Fri Aug 13, 2010 5:33 am

Hello, we've had a set up in a hotel for a few years (small hotel, less than 100 rooms). We have guests coming in and doing all sorts of stuff with the wired ethernet ports. The most problematic is when people plug their own access points in (especially backwards). All rooms participate on the same broadcast domain. So, when someone brings in their own DHCP server, we ofter get calls about 'the internet isn't working'. I was thinking about setting up each room on it's own VLAN and trunking all the VLAN id's back to Mikrotik. I'm just not certain of what sort of configuration I could give MT... I was looking for suggestions.
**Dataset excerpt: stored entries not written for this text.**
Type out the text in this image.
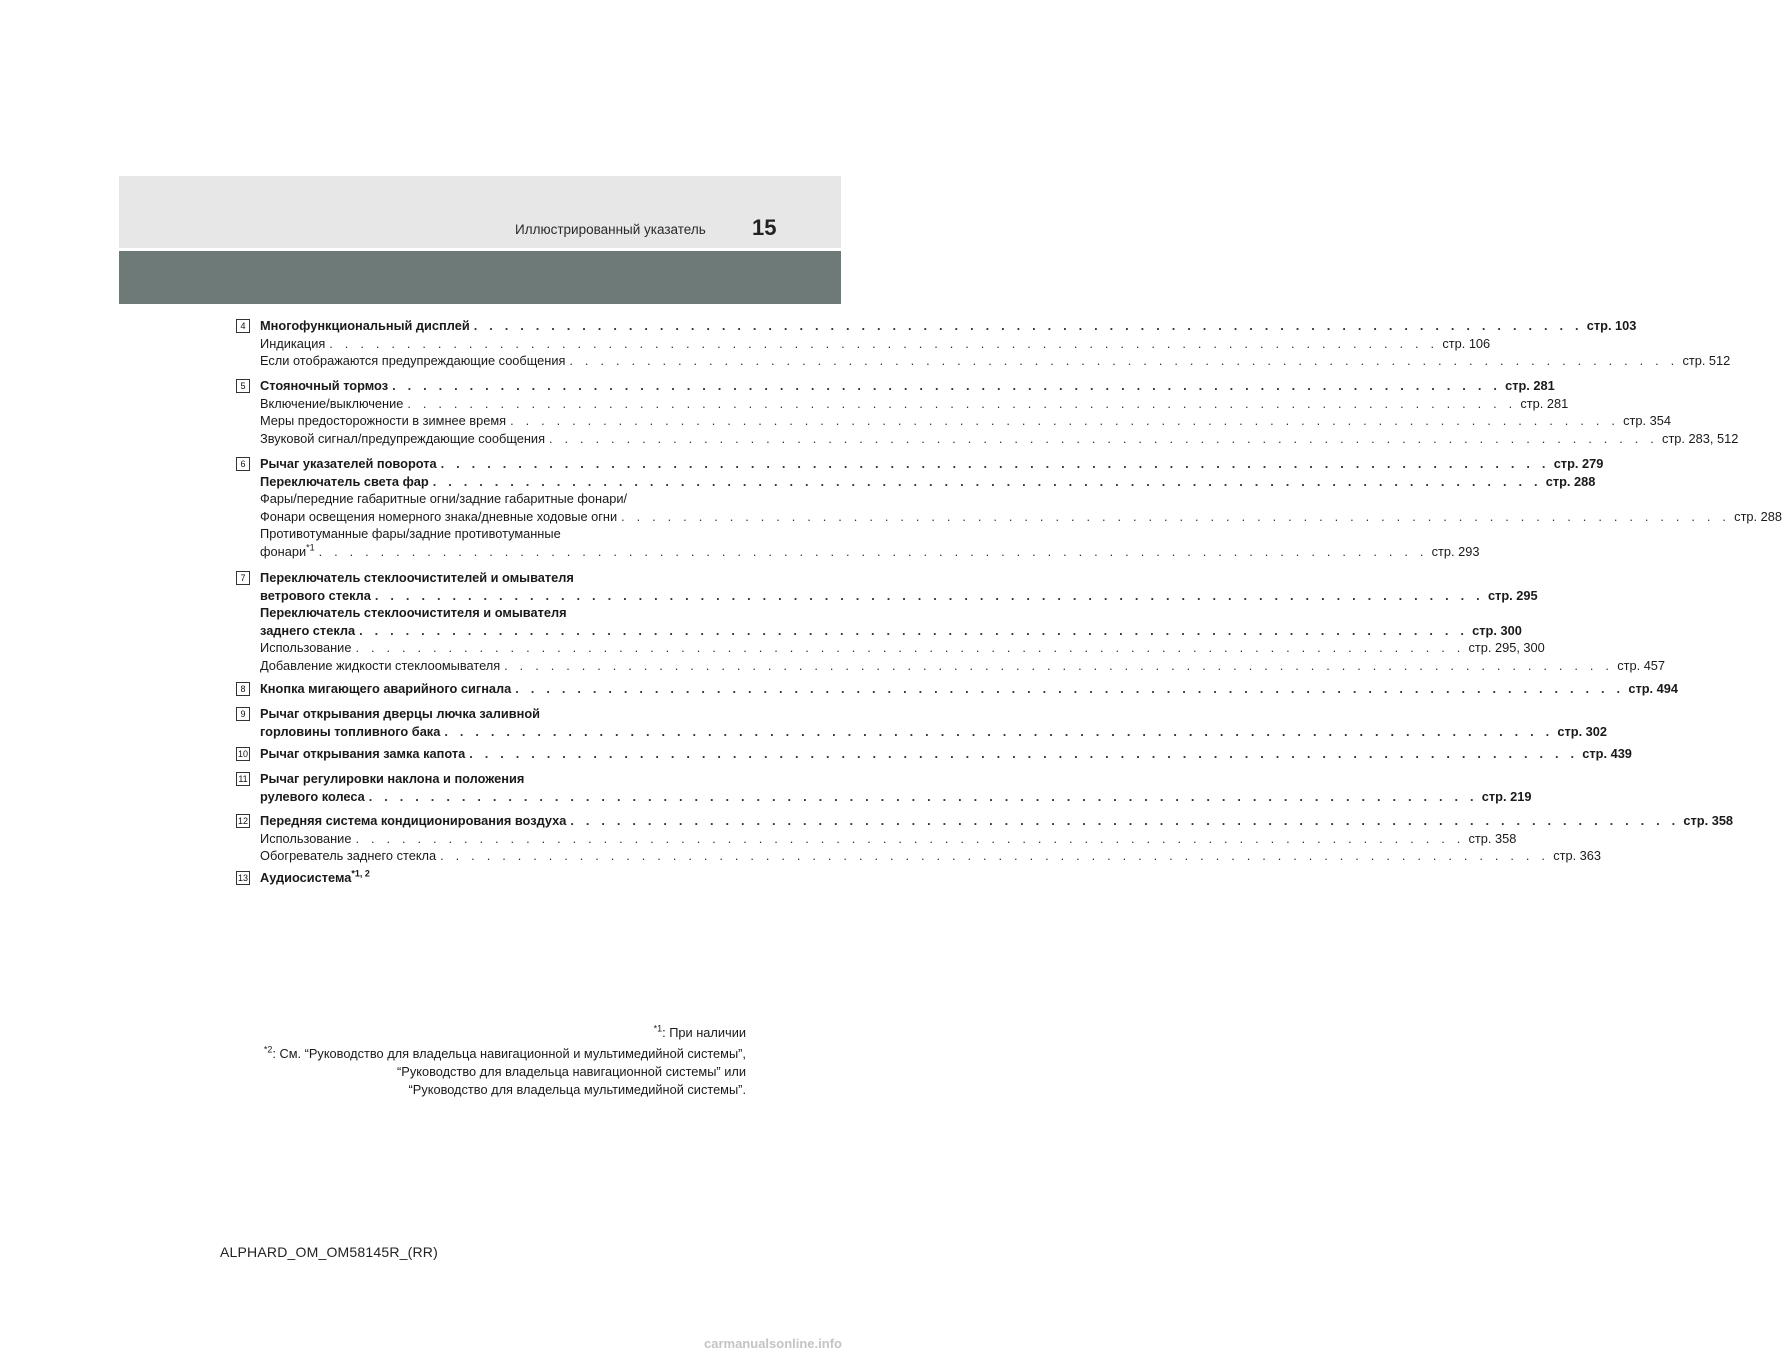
Иллюстрированный указатель 15
4	Многофункциональный дисплей . . . . . . . . . . . . . . . . . . . . . . . . . . . . . . . . . . . . . . . . . . . . . . . . . . . . . . . . . . . . . . . . . . . . . . . . стр. 103
Индикация . . . . . . . . . . . . . . . . . . . . . . . . . . . . . . . . . . . . . . . . . . . . . . . . . . . . . . . . . . . . . . . . . . . . . . . . стр. 106
Если отображаются предупреждающие сообщения . . . . . . . . . . . . . . . . . . . . . . . . . . . . . . . . . . . . . . . . . . . . . . . . . . . . . . . . . . . . . . . . . . . . . . . . стр. 512
5	Стояночный тормоз . . . . . . . . . . . . . . . . . . . . . . . . . . . . . . . . . . . . . . . . . . . . . . . . . . . . . . . . . . . . . . . . . . . . . . . . стр. 281
Включение/выключение . . . . . . . . . . . . . . . . . . . . . . . . . . . . . . . . . . . . . . . . . . . . . . . . . . . . . . . . . . . . . . . . . . . . . . . . стр. 281
Меры предосторожности в зимнее время . . . . . . . . . . . . . . . . . . . . . . . . . . . . . . . . . . . . . . . . . . . . . . . . . . . . . . . . . . . . . . . . . . . . . . . . стр. 354
Звуковой сигнал/предупреждающие сообщения . . . . . . . . . . . . . . . . . . . . . . . . . . . . . . . . . . . . . . . . . . . . . . . . . . . . . . . . . . . . . . . . . . . . . . . . стр. 283, 512
6	Рычаг указателей поворота . . . . . . . . . . . . . . . . . . . . . . . . . . . . . . . . . . . . . . . . . . . . . . . . . . . . . . . . . . . . . . . . . . . . . . . . стр. 279
Переключатель света фар . . . . . . . . . . . . . . . . . . . . . . . . . . . . . . . . . . . . . . . . . . . . . . . . . . . . . . . . . . . . . . . . . . . . . . . . стр. 288
Фары/передние габаритные огни/задние габаритные фонари/
Фонари освещения номерного знака/дневные ходовые огни . . . . . . . . . . . . . . . . . . . . . . . . . . . . . . . . . . . . . . . . . . . . . . . . . . . . . . . . . . . . . . . . . . . . . . . . стр. 288
Противотуманные фары/задние противотуманные
фонари$^{*1}$ . . . . . . . . . . . . . . . . . . . . . . . . . . . . . . . . . . . . . . . . . . . . . . . . . . . . . . . . . . . . . . . . . . . . . . . . стр. 293
7	Переключатель стеклоочистителей и омывателя
ветрового стекла . . . . . . . . . . . . . . . . . . . . . . . . . . . . . . . . . . . . . . . . . . . . . . . . . . . . . . . . . . . . . . . . . . . . . . . . стр. 295
Переключатель стеклоочистителя и омывателя
заднего стекла . . . . . . . . . . . . . . . . . . . . . . . . . . . . . . . . . . . . . . . . . . . . . . . . . . . . . . . . . . . . . . . . . . . . . . . . стр. 300
Использование . . . . . . . . . . . . . . . . . . . . . . . . . . . . . . . . . . . . . . . . . . . . . . . . . . . . . . . . . . . . . . . . . . . . . . . . стр. 295, 300
Добавление жидкости стеклоомывателя . . . . . . . . . . . . . . . . . . . . . . . . . . . . . . . . . . . . . . . . . . . . . . . . . . . . . . . . . . . . . . . . . . . . . . . . стр. 457
8	Кнопка мигающего аварийного сигнала . . . . . . . . . . . . . . . . . . . . . . . . . . . . . . . . . . . . . . . . . . . . . . . . . . . . . . . . . . . . . . . . . . . . . . . . стр. 494
9	Рычаг открывания дверцы лючка заливной
горловины топливного бака . . . . . . . . . . . . . . . . . . . . . . . . . . . . . . . . . . . . . . . . . . . . . . . . . . . . . . . . . . . . . . . . . . . . . . . . стр. 302
10 Рычаг открывания замка капота . . . . . . . . . . . . . . . . . . . . . . . . . . . . . . . . . . . . . . . . . . . . . . . . . . . . . . . . . . . . . . . . . . . . . . . . стр. 439
11 Рычаг регулировки наклона и положения
рулевого колеса . . . . . . . . . . . . . . . . . . . . . . . . . . . . . . . . . . . . . . . . . . . . . . . . . . . . . . . . . . . . . . . . . . . . . . . . стр. 219
12 Передняя система кондиционирования воздуха . . . . . . . . . . . . . . . . . . . . . . . . . . . . . . . . . . . . . . . . . . . . . . . . . . . . . . . . . . . . . . . . . . . . . . . . стр. 358
Использование . . . . . . . . . . . . . . . . . . . . . . . . . . . . . . . . . . . . . . . . . . . . . . . . . . . . . . . . . . . . . . . . . . . . . . . . стр. 358
Обогреватель заднего стекла . . . . . . . . . . . . . . . . . . . . . . . . . . . . . . . . . . . . . . . . . . . . . . . . . . . . . . . . . . . . . . . . . . . . . . . . стр. 363
13 Аудиосистема$^{*1, 2}$
$^{*1}$: При наличии
$^{*2}$: См. “Руководство для владельца навигационной и мультимедийной системы”,
“Руководство для владельца навигационной системы” или
“Руководство для владельца мультимедийной системы”.
ALPHARD_OM_OM58145R_(RR)
carmanualsonline.info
I was thinking about making a bunch of NAT'd /30's for each room on private address space... Looking for idea's/suggestions. The hotel is on a budget so buying some crazy expensive Cisco switches are pretty much out of the question. Any thoughts? Thanks MT user community - I'm out of ideas
We have a 32 unit apartment building that we provide Internet service to. When we took it over from another ISP, it had very old 10baseT Cisco switches on every floor set up in a simple flat network (like your's). First, we kicked up the bandwidth for the complex but still had many problems and complaints like you describe. The switches didn't support standard 802.1Q vlans (only ISL) so after about a year we replaced them (at our cost) with used Cisco 2924XL switches. We connected them to a Mikrotik RB532 router and gave each room a vlan, their own private class C, and DHCP service. In our IP numbering scheme, the third octet is the apartment number.

That was about 4 years ago. We saw an immediate decrease in bandwidth usage, and have never had to increase bandwidth. We rarely have service calls, and when we do, it is simple to troubleshoot since we can easily identify traffic problems to the apartment.

You could easily do something like this with your hotel and the isolation would eliminate one room from taking down the others.